Here at Ultimate Guitar, we're pretty accustomed to lamenting the sorry state of pop music. When a study published back in July told claimed that pop music was getting louder and more boring, it confirmed what most of us already knew. As if that wasn't enough, though, a new scientific study has noted that pop, over the last five decades, has also gotten more depressing.
According to NME.com a new study
published in the Psychology Of Aesthetics, Creativity, And The Arts
journal suggests that songs have become increasingly sadder and more melancholy. The research, conducted by Glenn Shellenberg
and Christian von Scheve
provided an analysis of the tempo and mode of the 1,010 most popular songs from 1965-2009, taken from Billboard's annual top 40 list.

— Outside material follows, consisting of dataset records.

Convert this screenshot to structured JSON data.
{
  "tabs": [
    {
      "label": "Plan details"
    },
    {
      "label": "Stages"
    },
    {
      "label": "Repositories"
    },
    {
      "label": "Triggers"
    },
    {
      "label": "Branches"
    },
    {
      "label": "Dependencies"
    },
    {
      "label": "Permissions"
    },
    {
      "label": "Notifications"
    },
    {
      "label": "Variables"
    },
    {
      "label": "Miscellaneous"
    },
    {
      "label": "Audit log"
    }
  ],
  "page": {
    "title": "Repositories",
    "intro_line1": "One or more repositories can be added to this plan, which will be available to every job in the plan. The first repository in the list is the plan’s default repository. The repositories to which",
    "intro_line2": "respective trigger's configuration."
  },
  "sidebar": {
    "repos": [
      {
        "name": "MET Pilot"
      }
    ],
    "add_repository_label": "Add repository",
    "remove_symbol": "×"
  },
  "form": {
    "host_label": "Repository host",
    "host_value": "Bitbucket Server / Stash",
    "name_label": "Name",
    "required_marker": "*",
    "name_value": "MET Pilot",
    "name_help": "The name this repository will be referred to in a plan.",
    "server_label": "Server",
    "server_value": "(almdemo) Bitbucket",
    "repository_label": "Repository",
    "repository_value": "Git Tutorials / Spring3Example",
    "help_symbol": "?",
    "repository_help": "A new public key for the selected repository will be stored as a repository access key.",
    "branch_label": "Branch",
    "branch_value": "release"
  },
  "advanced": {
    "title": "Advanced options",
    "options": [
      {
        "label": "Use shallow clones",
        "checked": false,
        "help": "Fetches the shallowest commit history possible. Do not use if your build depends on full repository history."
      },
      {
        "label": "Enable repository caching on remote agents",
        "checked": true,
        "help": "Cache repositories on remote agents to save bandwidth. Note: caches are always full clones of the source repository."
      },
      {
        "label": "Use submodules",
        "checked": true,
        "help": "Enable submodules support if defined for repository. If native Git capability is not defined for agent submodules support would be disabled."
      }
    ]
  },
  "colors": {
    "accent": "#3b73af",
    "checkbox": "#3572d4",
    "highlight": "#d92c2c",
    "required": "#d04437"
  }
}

The pair have claimed that the number of songs recorded in minor, rather than major modes has doubled over the last 50 years, and that the number of slower tempo tracks has increased:
"We examined whether emotional cues in American popular music have changed over time, predicting that music has become progressively more sad-sounding and emotionally ambiguous. Our sample comprised over 1,000 Top 40 recordings from 25 years spanning five decades Over the years, popular recordings became longer in duration and the proportion of female artists increased.

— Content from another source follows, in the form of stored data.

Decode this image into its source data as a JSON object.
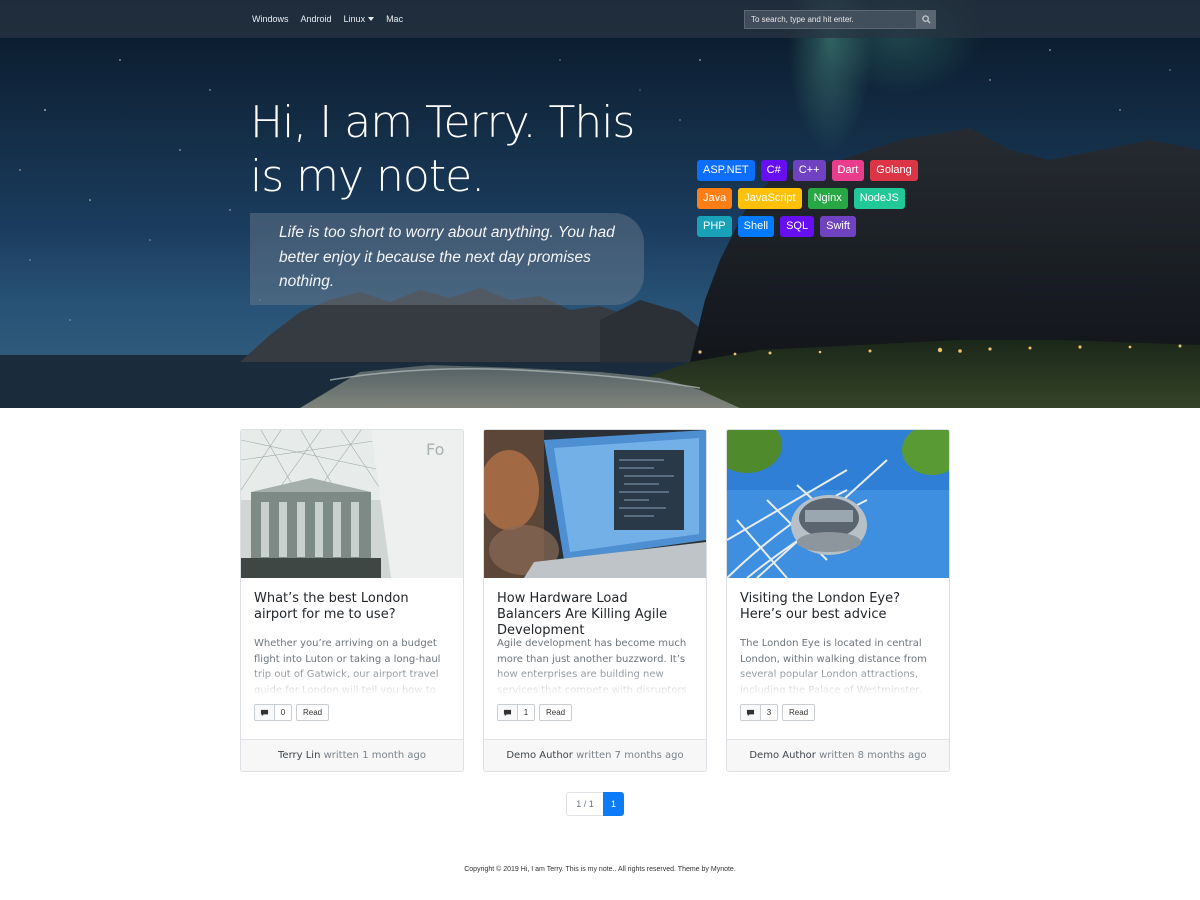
{
  "nav": {
    "items": [
      "Windows",
      "Android",
      "Linux",
      "Mac"
    ],
    "search_placeholder": "To search, type and hit enter."
  },
  "hero": {
    "title": "Hi, I am Terry. This is my note.",
    "quote": "Life is too short to worry about anything. You had better enjoy it because the next day promises nothing."
  },
  "tags": [
    {
      "label": "ASP.NET",
      "color": "#0d6efd"
    },
    {
      "label": "C#",
      "color": "#6610f2"
    },
    {
      "label": "C++",
      "color": "#6f42c1"
    },
    {
      "label": "Dart",
      "color": "#e83e8c"
    },
    {
      "label": "Golang",
      "color": "#dc3545"
    },
    {
      "label": "Java",
      "color": "#fd7e14"
    },
    {
      "label": "JavaScript",
      "color": "#ffc107"
    },
    {
      "label": "Nginx",
      "color": "#28a745"
    },
    {
      "label": "NodeJS",
      "color": "#20c997"
    },
    {
      "label": "PHP",
      "color": "#17a2b8"
    },
    {
      "label": "Shell",
      "color": "#007bff"
    },
    {
      "label": "SQL",
      "color": "#6610f2"
    },
    {
      "label": "Swift",
      "color": "#6f42c1"
    }
  ],
  "posts": [
    {
      "title": "What’s the best London airport for me to use?",
      "excerpt": "Whether you’re arriving on a budget flight into Luton or taking a long-haul trip out of Gatwick, our airport travel guide for London will tell you how to get in and out of each London airport with ease...",
      "comments": "0",
      "read_label": "Read",
      "author": "Terry Lin",
      "meta": "written 1 month ago"
    },
    {
      "title": "How Hardware Load Balancers Are Killing Agile Development",
      "excerpt": "Agile development has become much more than just another buzzword. It’s how enterprises are building new services that compete with disruptors who are delivering new capabilities at a rapid pace...",
      "comments": "1",
      "read_label": "Read",
      "author": "Demo Author",
      "meta": "written 7 months ago"
    },
    {
      "title": "Visiting the London Eye? Here’s our best advice",
      "excerpt": "The London Eye is located in central London, within walking distance from several popular London attractions, including the Palace of Westminster, Big Ben and the London Aquarium...",
      "comments": "3",
      "read_label": "Read",
      "author": "Demo Author",
      "meta": "written 8 months ago"
    }
  ],
  "pagination": {
    "info": "1 / 1",
    "current": "1"
  },
  "footer": {
    "text": "Copyright © 2019 Hi, I am Terry. This is my note.. All rights reserved. Theme by Mynote."
  }
}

"In line with our principal hypotheses, there was also an increase in the use of minor mode and a decrease in average tempo, confirming that popular music became more sad-sounding over time. Decreases in tempo were also more pronounced for songs in major than in minor mode, highlighting a progressive increase of mixed emotional cues in popular music."
The pair have suggested that the influx in sad songs could be the result of consumers' demand for more taste and an increasing eagerness for showing off the "sophistication"
in their taste, which makes jovial songs unfashionable for sounding "naïve and slightly juvenile".